Even though the number of cases has been rising in certain cantons, “at the moment, it is calm in Switzerland, in terms of hospitalisations and deaths”, national councilor Jörg Mäder said in an interview.
According to Mäder, the country will be able to react better than it did in March, “thanks to new knowledge about the virus”.
“Some early measures were excessive because we didn’t know where the virus was transmitted. Hospitals are also better prepared today. So we are not inevitably heading towards a second confinement,” he said.
Epidemiologist Marcel Tanner, who is a member of the Covid-19 Task Force, pointed out that Switzerland’s testing and tracing strategy has been successful.
“We can speak of a second wave when it is no longer possible to determine where the transmissions took place and we can no longer act in a targeted manner”, he said.
Tanner also said that if stricter measures do become necessary, “softer and more progressive options are possible, not like this spring, when elected officials had to react urgently”.
For instance, containment measures limited to one region would be possible, in order to control the development of the pandemic at a local level.

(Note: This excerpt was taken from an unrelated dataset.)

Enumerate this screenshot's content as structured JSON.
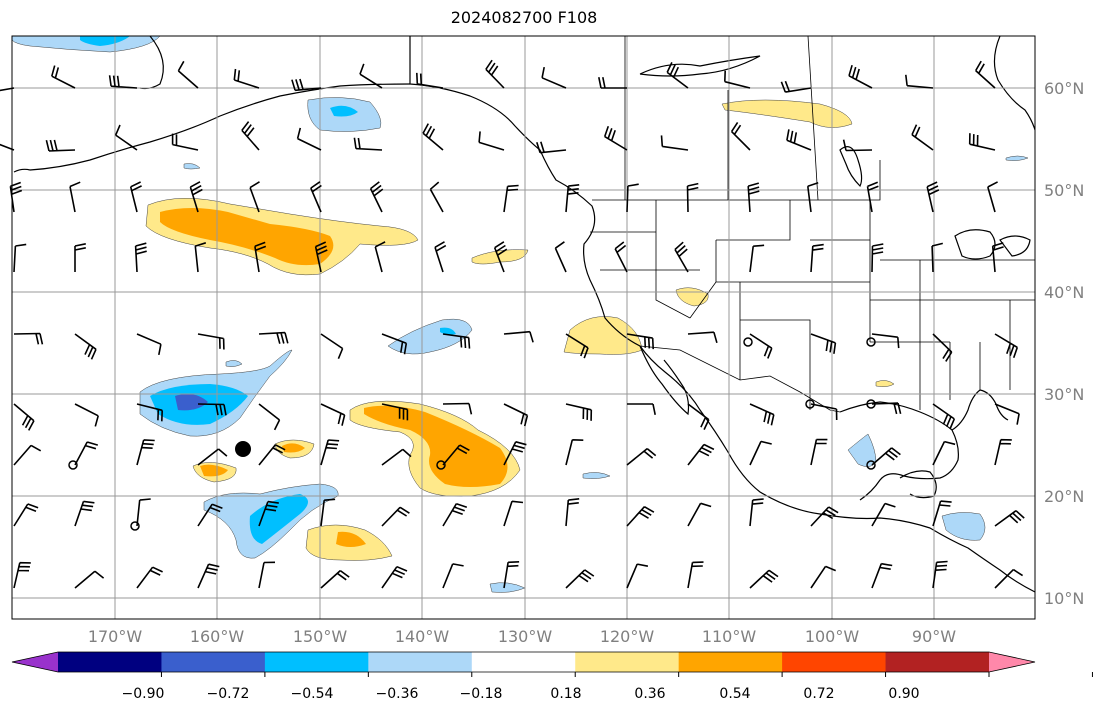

“And not all stores would necessarily have to close. We could, for example, limit the measures to people belonging to a group at risk “, he said.
He added that another lockdown “must be avoided at all costs. It would be economically and socially disastrous”.
Another expert, microbiologist Martin Ackermann said that a second wave and a subsequent confinement can be avoided through “a strategy based on rules of hygiene and social distancing, wearing a mask, as well as testing and tracing people in contact with carriers of the virus”.
Ueli Maurer, former Swiss president and now the head of the Federal Department of Finance said that Switzerland “can’t afford another lockdown,” urging all residents to respect the current regulations and prevention measures.